KINGSMAN: THE GOLDEN CIRCLE * 1 / 2
Starring Taron Egerton, Colin Firth, Mark Strong, Julianne Moore and Sir Elton John. Screenplay by Jane Goldman and Matthew Vaughn. Directed by Matthew Vaughn.
I’ll probably catch hell from my friends with more evolved sensibilities for admitting I had a blast at 2015’s Kingsman: The Secret Service. Based on a comic book by Mark Millar and Dave Gibbons, the genuinely rotten 007 sendup starred young Taron Egerton as a street yob tutored in the debonair sophistication of an underground Saville Row CIA by Colin Firth’s breezy sociopath. Directed by Matthew Vaughn, who helmed the similarly sneering Kick-Ass, the film exhibited a fuck-it-all crassness I found bracing and rather delightful. It’s the movie Deadpool kept patting itself on the back for pretending to be.

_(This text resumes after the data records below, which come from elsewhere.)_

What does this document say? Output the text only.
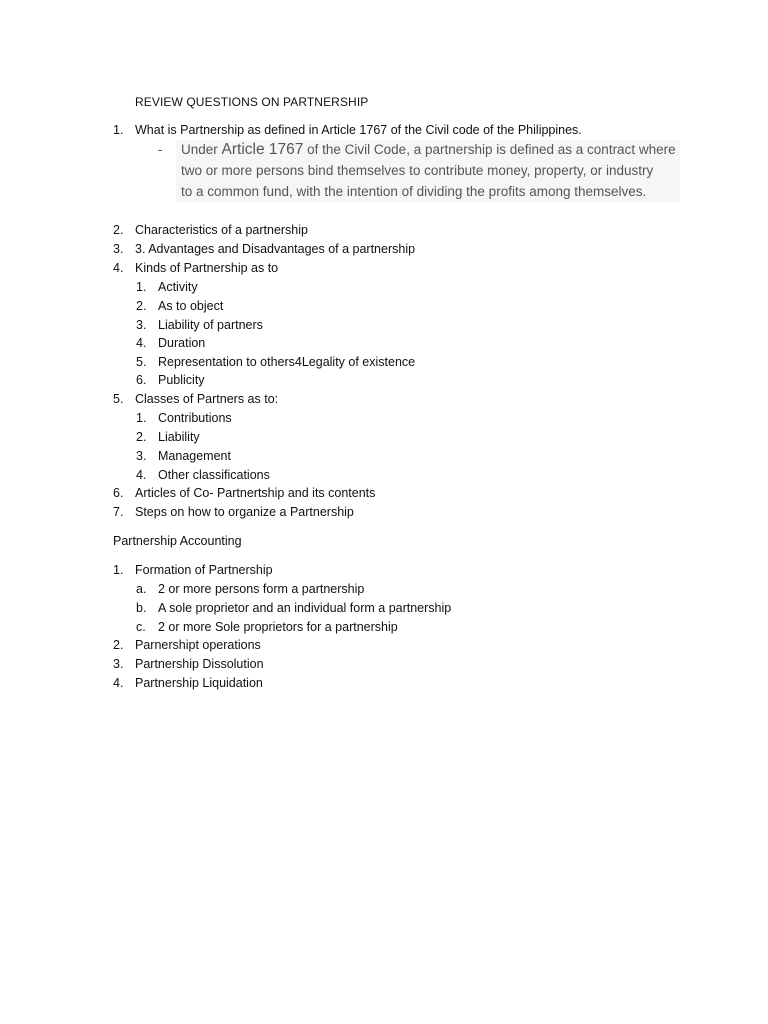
REVIEW QUESTIONS ON PARTNERSHIP
1. What is Partnership as defined in Article 1767 of the Civil code of the Philippines.
- Under Article 1767 of the Civil Code, a partnership is defined as a contract where
two or more persons bind themselves to contribute money, property, or industry
to a common fund, with the intention of dividing the profits among themselves.
2. Characteristics of a partnership
3. 3. Advantages and Disadvantages of a partnership
4. Kinds of Partnership as to
1. Activity
2. As to object
3. Liability of partners
4. Duration
5. Representation to others4Legality of existence
6. Publicity
5. Classes of Partners as to:
1. Contributions
2. Liability
3. Management
4. Other classifications
6. Articles of Co- Partnertship and its contents
7. Steps on how to organize a Partnership
Partnership Accounting
1. Formation of Partnership
a. 2 or more persons form a partnership
b. A sole proprietor and an individual form a partnership
c. 2 or more Sole proprietors for a partnership
2. Parnershipt operations
3. Partnership Dissolution
4. Partnership Liquidation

Highlights included Firth’s freewheeling slaughter of an entire Westboro Baptist Church-ish congregation, a slyly amusing supervillain turn by Samuel L. Jackson and a gonzo finale in which the skulls of countless innocents blew up like a splattery fireworks display. (One of those exploding heads belonged to the 44th President of the United States, but notice you didn’t see any of us getting all worked up like those illiterates who spent the summer screaming at Shakespeare plays.) I even enjoyed the movie’s controversial closing anal sex joke, which remains the source of much online pearl-clutching but worked for me as a vulgar explication of traditional hero and princess rescue tropes. (Also, butt-fucking is funny.)
The first Kingsman had the reckless, nasty spirit of a movie nobody involved expected anyone would ever watch. Its out-of-nowhere $128 million gross made Kingsman: The Golden Circle both an inevitability and also a huge drag. This is a cautious work of corporate bet-hedging and product integration. And since it’s not a great idea to offend people while you’re trying to sell them shit, the movie is shockingly toothless, at times even maudlin. Overpopulated and overplotted, inflated to an absurd 141-minute running time, it’s just another cruddy franchise picture.

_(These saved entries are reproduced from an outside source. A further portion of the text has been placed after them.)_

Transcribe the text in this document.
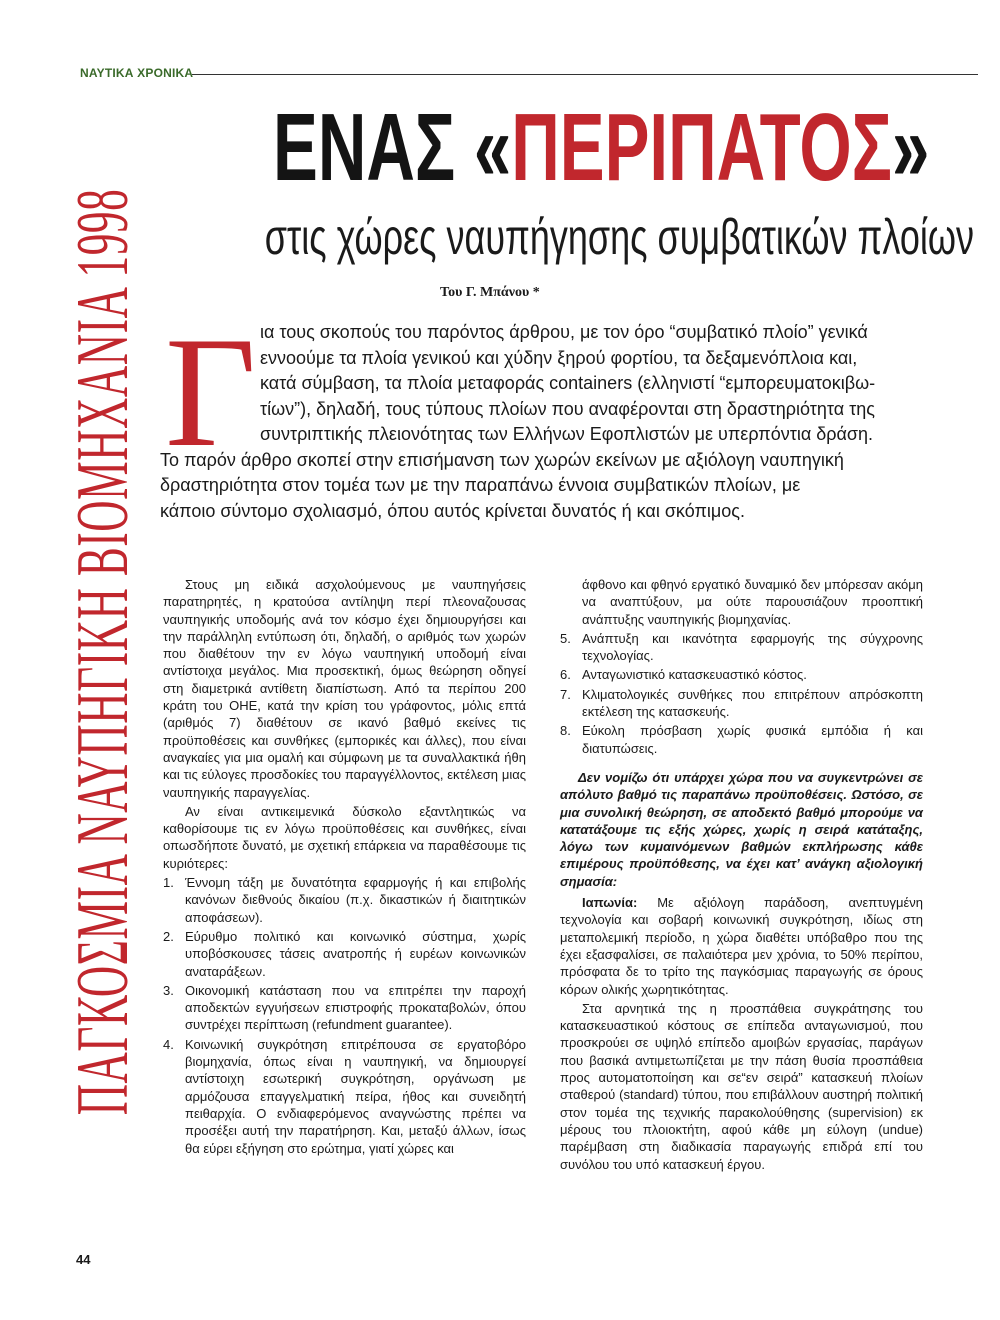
ΝΑΥΤΙΚΑ ΧΡΟΝΙΚΑ
ΠΑΓΚΟΣΜΙΑ ΝΑΥΠΗΓΙΚΗ ΒΙΟΜΗΧΑΝΙΑ 1998
ΕΝΑΣ «ΠΕΡΙΠΑΤΟΣ»
στις χώρες ναυπήγησης συμβατικών πλοίων
Του Γ. Μπάνου *
Γ ια τους σκοπούς του παρόντος άρθρου, με τον όρο “συμβατικό πλοίο” γενικά
εννοούμε τα πλοία γενικού και χύδην ξηρού φορτίου, τα δεξαμενόπλοια και,
κατά σύμβαση, τα πλοία μεταφοράς containers (ελληνιστί “εμπορευματοκιβω-
τίων”), δηλαδή, τους τύπους πλοίων που αναφέρονται στη δραστηριότητα της
συντριπτικής πλειονότητας των Ελλήνων Εφοπλιστών με υπερπόντια δράση.
Το παρόν άρθρο σκοπεί στην επισήμανση των χωρών εκείνων με αξιόλογη ναυπηγική
δραστηριότητα στον τομέα των με την παραπάνω έννοια συμβατικών πλοίων, με
κάποιο σύντομο σχολιασμό, όπου αυτός κρίνεται δυνατός ή και σκόπιμος.

Στους μη ειδικά ασχολούμενους με ναυπηγήσεις παρατηρητές, η κρατούσα αντίληψη περί πλεοναζουσας ναυπηγικής υποδομής ανά τον κόσμο έχει δημιουργήσει και την παράλληλη εντύπωση ότι, δηλαδή, ο αριθμός των χωρών που διαθέτουν την εν λόγω ναυπηγική υποδομή είναι αντίστοιχα μεγάλος. Μια προσεκτική, όμως θεώρηση οδηγεί στη διαμετρικά αντίθετη διαπίστωση. Από τα περίπου 200 κράτη του ΟΗΕ, κατά την κρίση του γράφοντος, μόλις επτά (αριθμός 7) διαθέτουν σε ικανό βαθμό εκείνες τις προϋποθέσεις και συνθήκες (εμπορικές και άλλες), που είναι αναγκαίες για μια ομαλή και σύμφωνη με τα συναλλακτικά ήθη και τις εύλογες προσδοκίες του παραγγέλλοντος, εκτέλεση μιας ναυπηγικής παραγγελίας.

Αν είναι αντικειμενικά δύσκολο εξαντλητικώς να καθορίσουμε τις εν λόγω προϋποθέσεις και συνθήκες, είναι οπωσδήποτε δυνατό, με σχετική επάρκεια να παραθέσουμε τις κυριότερες:

1. Έννομη τάξη με δυνατότητα εφαρμογής ή και επιβολής κανόνων διεθνούς δικαίου (π.χ. δικαστικών ή διαιτητικών αποφάσεων).
2. Εύρυθμο πολιτικό και κοινωνικό σύστημα, χωρίς υποβόσκουσες τάσεις ανατροπής ή ευρέων κοινωνικών αναταράξεων.
3. Οικονομική κατάσταση που να επιτρέπει την παροχή αποδεκτών εγγυήσεων επιστροφής προκαταβολών, όπου συντρέχει περίπτωση (refundment guarantee).
4. Κοινωνική συγκρότηση επιτρέπουσα σε εργατοβόρο βιομηχανία, όπως είναι η ναυπηγική, να δημιουργεί αντίστοιχη εσωτερική συγκρότηση, οργάνωση με αρμόζουσα επαγγελματική πείρα, ήθος και συνειδητή πειθαρχία. Ο ενδιαφερόμενος αναγνώστης πρέπει να προσέξει αυτή την παρατήρηση. Και, μεταξύ άλλων, ίσως θα εύρει εξήγηση στο ερώτημα, γιατί χώρες και

άφθονο και φθηνό εργατικό δυναμικό δεν μπόρεσαν ακόμη να αναπτύξουν, μα ούτε παρουσιάζουν προοπτική ανάπτυξης ναυπηγικής βιομηχανίας.

5. Ανάπτυξη και ικανότητα εφαρμογής της σύγχρονης τεχνολογίας.
6. Ανταγωνιστικό κατασκευαστικό κόστος.
7. Κλιματολογικές συνθήκες που επιτρέπουν απρόσκοπτη εκτέλεση της κατασκευής.
8. Εύκολη πρόσβαση χωρίς φυσικά εμπόδια ή και διατυπώσεις.

Δεν νομίζω ότι υπάρχει χώρα που να συγκεντρώνει σε απόλυτο βαθμό τις παραπάνω προϋποθέσεις. Ωστόσο, σε μια συνολική θεώρηση, σε αποδεκτό βαθμό μπορούμε να κατατάξουμε τις εξής χώρες, χωρίς η σειρά κατάταξης, λόγω των κυμαινόμενων βαθμών εκπλήρωσης κάθε επιμέρους προϋπόθεσης, να έχει κατ’ ανάγκη αξιολογική σημασία:

Ιαπωνία: Με αξιόλογη παράδοση, ανεπτυγμένη τεχνολογία και σοβαρή κοινωνική συγκρότηση, ιδίως στη μεταπολεμική περίοδο, η χώρα διαθέτει υπόβαθρο που της έχει εξασφαλίσει, σε παλαιότερα μεν χρόνια, το 50% περίπου, πρόσφατα δε το τρίτο της παγκόσμιας παραγωγής σε όρους κόρων ολικής χωρητικότητας.

Στα αρνητικά της η προσπάθεια συγκράτησης του κατασκευαστικού κόστους σε επίπεδα ανταγωνισμού, που προσκρούει σε υψηλό επίπεδο αμοιβών εργασίας, παράγων που βασικά αντιμετωπίζεται με την πάση θυσία προσπάθεια προς αυτοματοποίηση και σε“εν σειρά” κατασκευή πλοίων σταθερού (standard) τύπου, που επιβάλλουν αυστηρή πολιτική στον τομέα της τεχνικής παρακολούθησης (supervision) εκ μέρους του πλοιοκτήτη, αφού κάθε μη εύλογη (undue) παρέμβαση στη διαδικασία παραγωγής επιδρά επί του συνόλου του υπό κατασκευή έργου.

44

We begin with the entire agency (and most of the first film’s supporting cast) being wiped out by missile attacks from Julianne Moore’s nasty narcotics kingpin. From her fortified mock-up of a 1950’s suburban town square located somewhere in the middle of a Cambodian jungle, she’s been busy poisoning the world’s supply of recreational drugs and plans to offer an antidote in exchange for global legalization, thinking this will skyrocket her cartel to the top of the Fortune 500. There’s some fine grist for satire in her scheme, but the movie steers away from anything interesting like that and instead focuses on the dreary personal relationships of our protagonist.
Apparently we’re now supposed to care about Egerton’s Eggsy and his romance with that Swedish princess who let him put it in her bum. Since he and Mark Strong’s Merlin are the only surviving Kingsmen, they require assistance from the agency’s Yank counterpart, Statesmen – who all wear silly cowboy outfits and drink a branded whiskey that just so happens to be available at a liquor store near you. (So basically the movie’s an ad.) You can pass the time by trying to guess how few days the name American actors were on set, and laugh when above-the-title billed co-star Channing Tatum is literally put on ice for the entire running time.
It’s all just draggy and shockingly unfunny. Firth’s character is brought back from the dead for reasons that make no sense because nothing matters in Kingsman: The Golden Circle besides getting a clear shot of the shaving accessories and other crap they want you to buy. Sir Elton John even appears as himself, gamely playing the damsel in distress held captive for Moore’s personal entertainment. Yet when it comes time to put Captain Fantastic’s spin on the first film’s rear-entry reward joke, the most this movie can muster is an undersold innuendo about backstage passes. Depressingly lame.